Fishing a new body of water, or fishing one that you haven’t fished for a while, can be a daunting task. However, you can take some of the pain out of it if you follow a few tricks of the trade, things that professional anglers do that aren’t widely known. This week we’ll talk about one of the easiest.

Stop by small, local mom and pop tackle shops around the lake or river you’re going to fish. The closer they are to the water, the better.

Check out their inventory of lures and tackle. Small shops can’t handle big inventories like the giant retailers. They don’t have the space and most of them don’t have the financing. They tend to stock what the locals are buying, and the locals are buying what’s catching the bass.

Example: If you see that about a third of their peg space is covered with deep diving crankbaits you can figure that most of the bass are being taken deep and with moving baits. You don’t have to buy those exact baits, but it does give you a clue as to what you want to do to catch them.

That clue is really all you need. I’m not much for doing what everyone else does so if I saw that pegboard I’d probably reach for a Strike King bladed jig or some other bait besides a crankbait, but I’d still start deep and with a moving bait.
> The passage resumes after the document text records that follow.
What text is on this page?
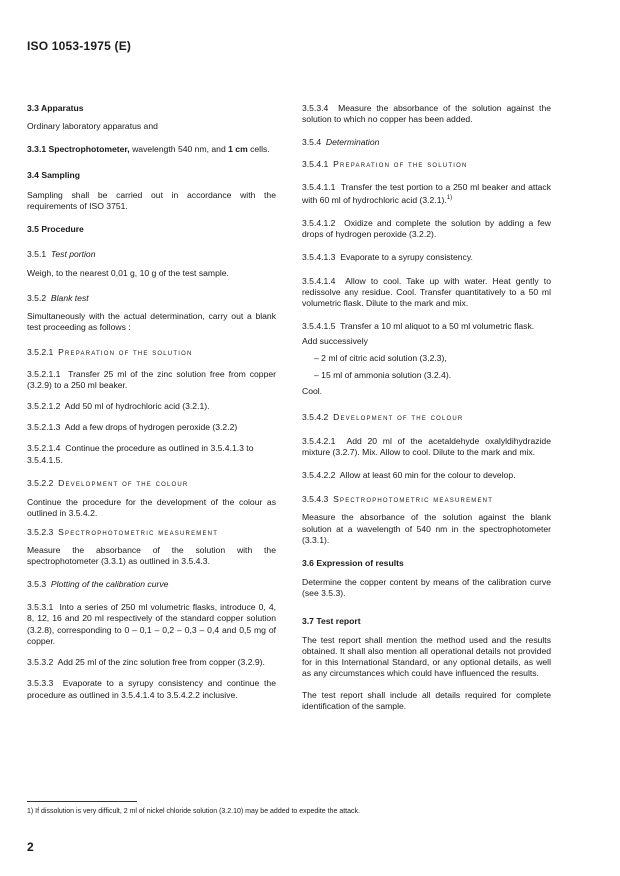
ISO 1053-1975 (E)
3.3 Apparatus
Ordinary laboratory apparatus and
3.3.1 Spectrophotometer, wavelength 540 nm, and 1 cm cells.
3.4 Sampling
Sampling shall be carried out in accordance with the requirements of ISO 3751.
3.5 Procedure
3.5.1 Test portion
Weigh, to the nearest 0,01 g, 10 g of the test sample.
3.5.2 Blank test
Simultaneously with the actual determination, carry out a blank test proceeding as follows :
3.5.2.1 Preparation of the solution
3.5.2.1.1 Transfer 25 ml of the zinc solution free from copper (3.2.9) to a 250 ml beaker.
3.5.2.1.2 Add 50 ml of hydrochloric acid (3.2.1).
3.5.2.1.3 Add a few drops of hydrogen peroxide (3.2.2)
3.5.2.1.4 Continue the procedure as outlined in 3.5.4.1.3 to 3.5.4.1.5.
3.5.2.2 Development of the colour
Continue the procedure for the development of the colour as outlined in 3.5.4.2.
3.5.2.3 Spectrophotometric measurement
Measure the absorbance of the solution with the spectrophotometer (3.3.1) as outlined in 3.5.4.3.
3.5.3 Plotting of the calibration curve
3.5.3.1 Into a series of 250 ml volumetric flasks, introduce 0, 4, 8, 12, 16 and 20 ml respectively of the standard copper solution (3.2.8), corresponding to 0 – 0,1 – 0,2 – 0,3 – 0,4 and 0,5 mg of copper.
3.5.3.2 Add 25 ml of the zinc solution free from copper (3.2.9).
3.5.3.3 Evaporate to a syrupy consistency and continue the procedure as outlined in 3.5.4.1.4 to 3.5.4.2.2 inclusive.
3.5.3.4 Measure the absorbance of the solution against the solution to which no copper has been added.
3.5.4 Determination
3.5.4.1 Preparation of the solution
3.5.4.1.1 Transfer the test portion to a 250 ml beaker and attack with 60 ml of hydrochloric acid (3.2.1).$^{1)}$
3.5.4.1.2 Oxidize and complete the solution by adding a few drops of hydrogen peroxide (3.2.2).
3.5.4.1.3 Evaporate to a syrupy consistency.
3.5.4.1.4 Allow to cool. Take up with water. Heat gently to redissolve any residue. Cool. Transfer quantitatively to a 50 ml volumetric flask. Dilute to the mark and mix.
3.5.4.1.5 Transfer a 10 ml aliquot to a 50 ml volumetric flask.
Add successively
– 2 ml of citric acid solution (3.2.3),
– 15 ml of ammonia solution (3.2.4).
Cool.
3.5.4.2 Development of the colour
3.5.4.2.1 Add 20 ml of the acetaldehyde oxalyldihydrazide mixture (3.2.7). Mix. Allow to cool. Dilute to the mark and mix.
3.5.4.2.2 Allow at least 60 min for the colour to develop.
3.5.4.3 Spectrophotometric measurement
Measure the absorbance of the solution against the blank solution at a wavelength of 540 nm in the spectrophotometer (3.3.1).
3.6 Expression of results
Determine the copper content by means of the calibration curve (see 3.5.3).
3.7 Test report
The test report shall mention the method used and the results obtained. It shall also mention all operational details not provided for in this International Standard, or any optional details, as well as any circumstances which could have influenced the results.
The test report shall include all details required for complete identification of the sample.
1) If dissolution is very difficult, 2 ml of nickel chloride solution (3.2.10) may be added to expedite the attack.
2
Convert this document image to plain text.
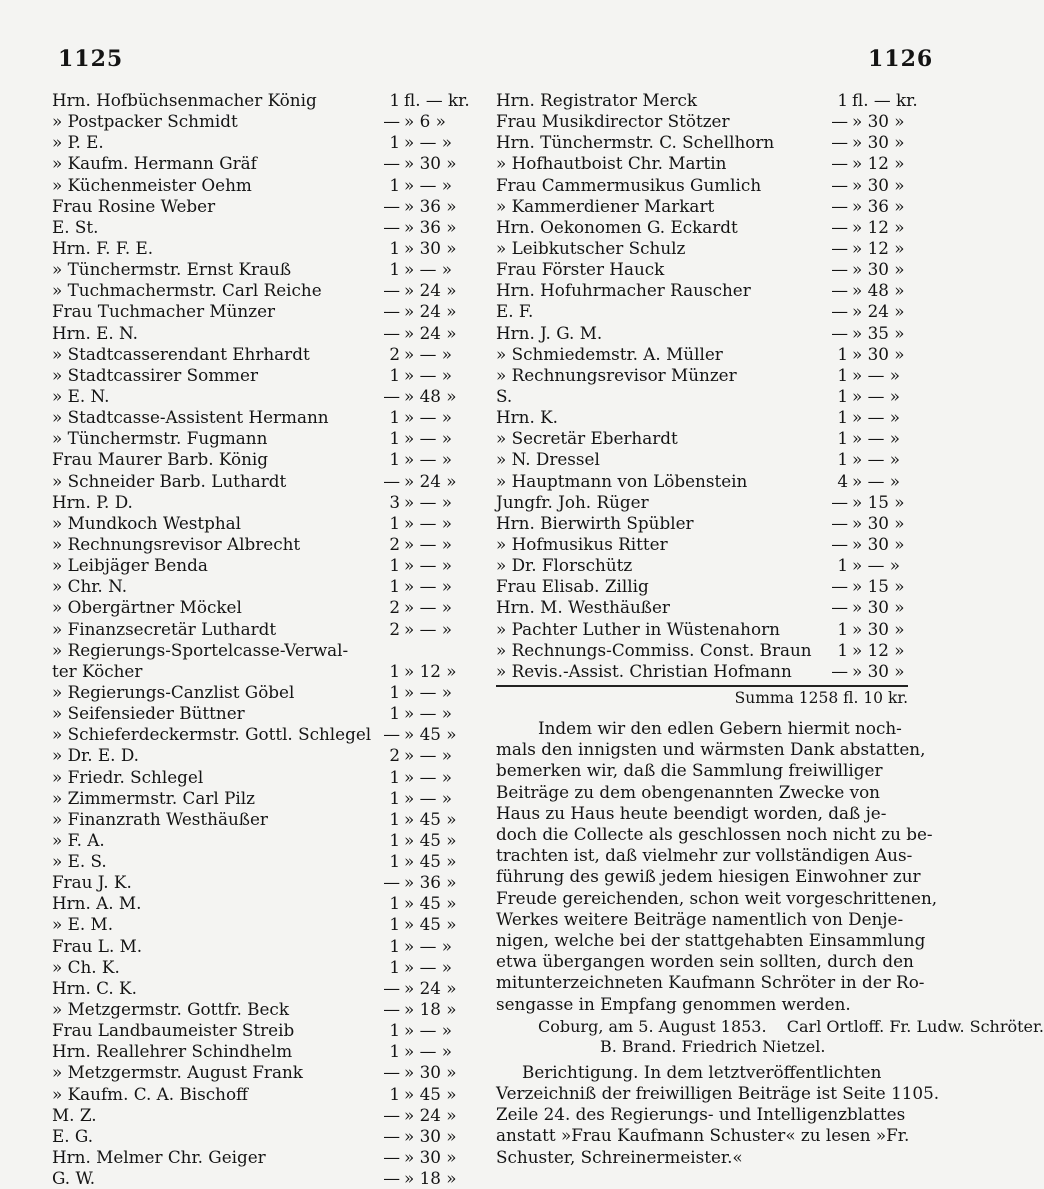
1125	1126
Hrn. Hofbüchsenmacher König	1 fl. — kr.
» Postpacker Schmidt	— » 6 »
» P. E.	1 » — »
» Kaufm. Hermann Gräf	— » 30 »
» Küchenmeister Oehm	1 » — »
Frau Rosine Weber	— » 36 »
E. St.	— » 36 »
Hrn. F. F. E.	1 » 30 »
» Tünchermstr. Ernst Krauß	1 » — »
» Tuchmachermstr. Carl Reiche	— » 24 »
Frau Tuchmacher Münzer	— » 24 »
Hrn. E. N.	— » 24 »
» Stadtcasserendant Ehrhardt	2 » — »
» Stadtcassirer Sommer	1 » — »
» E. N.	— » 48 »
» Stadtcasse-Assistent Hermann	1 » — »
» Tünchermstr. Fugmann	1 » — »
Frau Maurer Barb. König	1 » — »
» Schneider Barb. Luthardt	— » 24 »
Hrn. P. D.	3 » — »
» Mundkoch Westphal	1 » — »
» Rechnungsrevisor Albrecht	2 » — »
» Leibjäger Benda	1 » — »
» Chr. N.	1 » — »
» Obergärtner Möckel	2 » — »
» Finanzsecretär Luthardt	2 » — »
» Regierungs-Sportelcasse-Verwal-
ter Köcher	1 » 12 »
» Regierungs-Canzlist Göbel	1 » — »
» Seifensieder Büttner	1 » — »
» Schieferdeckermstr. Gottl. Schlegel — » 45 »
» Dr. E. D.	2 » — »
» Friedr. Schlegel	1 » — »
» Zimmermstr. Carl Pilz	1 » — »
» Finanzrath Westhäußer	1 » 45 »
» F. A.	1 » 45 »
» E. S.	1 » 45 »
Frau J. K.	— » 36 »
Hrn. A. M.	1 » 45 »
» E. M.	1 » 45 »
Frau L. M.	1 » — »
» Ch. K.	1 » — »
Hrn. C. K.	— » 24 »
» Metzgermstr. Gottfr. Beck	— » 18 »
Frau Landbaumeister Streib	1 » — »
Hrn. Reallehrer Schindhelm	1 » — »
» Metzgermstr. August Frank	— » 30 »
» Kaufm. C. A. Bischoff	1 » 45 »
M. Z.	— » 24 »
E. G.	— » 30 »
Hrn. Melmer Chr. Geiger	— » 30 »
G. W.	— » 18 »
Hrn. Registrator Merck	1 fl. — kr.
Frau Musikdirector Stötzer	— » 30 »
Hrn. Tünchermstr. C. Schellhorn	— » 30 »
» Hofhautboist Chr. Martin	— » 12 »
Frau Cammermusikus Gumlich	— » 30 »
» Kammerdiener Markart	— » 36 »
Hrn. Oekonomen G. Eckardt	— » 12 »
» Leibkutscher Schulz	— » 12 »
Frau Förster Hauck	— » 30 »
Hrn. Hofuhrmacher Rauscher	— » 48 »
E. F.	— » 24 »
Hrn. J. G. M.	— » 35 »
» Schmiedemstr. A. Müller	1 » 30 »
» Rechnungsrevisor Münzer	1 » — »
S.	1 » — »
Hrn. K.	1 » — »
» Secretär Eberhardt	1 » — »
» N. Dressel	1 » — »
» Hauptmann von Löbenstein	4 » — »
Jungfr. Joh. Rüger	— » 15 »
Hrn. Bierwirth Spübler	— » 30 »
» Hofmusikus Ritter	— » 30 »
» Dr. Florschütz	1 » — »
Frau Elisab. Zillig	— » 15 »
Hrn. M. Westhäußer	— » 30 »
» Pachter Luther in Wüstenahorn	1 » 30 »
» Rechnungs-Commiss. Const. Braun	1 » 12 »
» Revis.-Assist. Christian Hofmann	— » 30 »
Summa 1258 fl. 10 kr.

Indem wir den edlen Gebern hiermit noch-

mals den innigsten und wärmsten Dank abstatten,

bemerken wir, daß die Sammlung freiwilliger

Beiträge zu dem obengenannten Zwecke von

Haus zu Haus heute beendigt worden, daß je-

doch die Collecte als geschlossen noch nicht zu be-

trachten ist, daß vielmehr zur vollständigen Aus-

führung des gewiß jedem hiesigen Einwohner zur

Freude gereichenden, schon weit vorgeschrittenen,

Werkes weitere Beiträge namentlich von Denje-

nigen, welche bei der stattgehabten Einsammlung

etwa übergangen worden sein sollten, durch den

mitunterzeichneten Kaufmann Schröter in der Ro-

sengasse in Empfang genommen werden.

Coburg, am 5. August 1853. Carl Ortloff. Fr. Ludw. Schröter.
B. Brand. Friedrich Nietzel.

Berichtigung. In dem letztveröffentlichten

Verzeichniß der freiwilligen Beiträge ist Seite 1105.

Zeile 24. des Regierungs- und Intelligenzblattes

anstatt »Frau Kaufmann Schuster« zu lesen »Fr.

Schuster, Schreinermeister.«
The same thing is true about color and size. I remember the first time I saw a bunch of 12-inch spoons. I’d fished with 6-inch models but never with anything even close to that big, but they were in a respected tackle shop on the Tennessee River Chain. I tried them. I wasn’t disappointed.

Another great source of information is a braggin’ board. It’ll show you at least four things. The first is what species dominates when it comes to catching the big ones. If the lake is mixed with largemouth, smallmouth or spots, take a careful look at what the local anglers are holding up for the camera. That’ll tell you which species you should be thinking about.

That board will also tell you how big the fish are that are being caught. In Texas you won’t see much below 10 pounds in most lakes but there are a few where the catches are smaller. The pictures will tell the tale.

Always take a careful look at the photos. In many cases the lure that the angler used will be hanging out of the fish’s mouth. Do I need to say any more about what that tells you?

And, if the pictures were taken in the boat, look carefully at the background. When you do that it’s not just about a specific spot. It’s also about the surrounding terrain. Is that boat on a flat, up against a steep hill, in front of a bluff wall or out in open water? That tells you a lot about what’s going on with the bass.

The things I’ve talked about this week aren’t perfect. You can get fooled. But they’re a darn good place to start, and they’ll help you more often than not.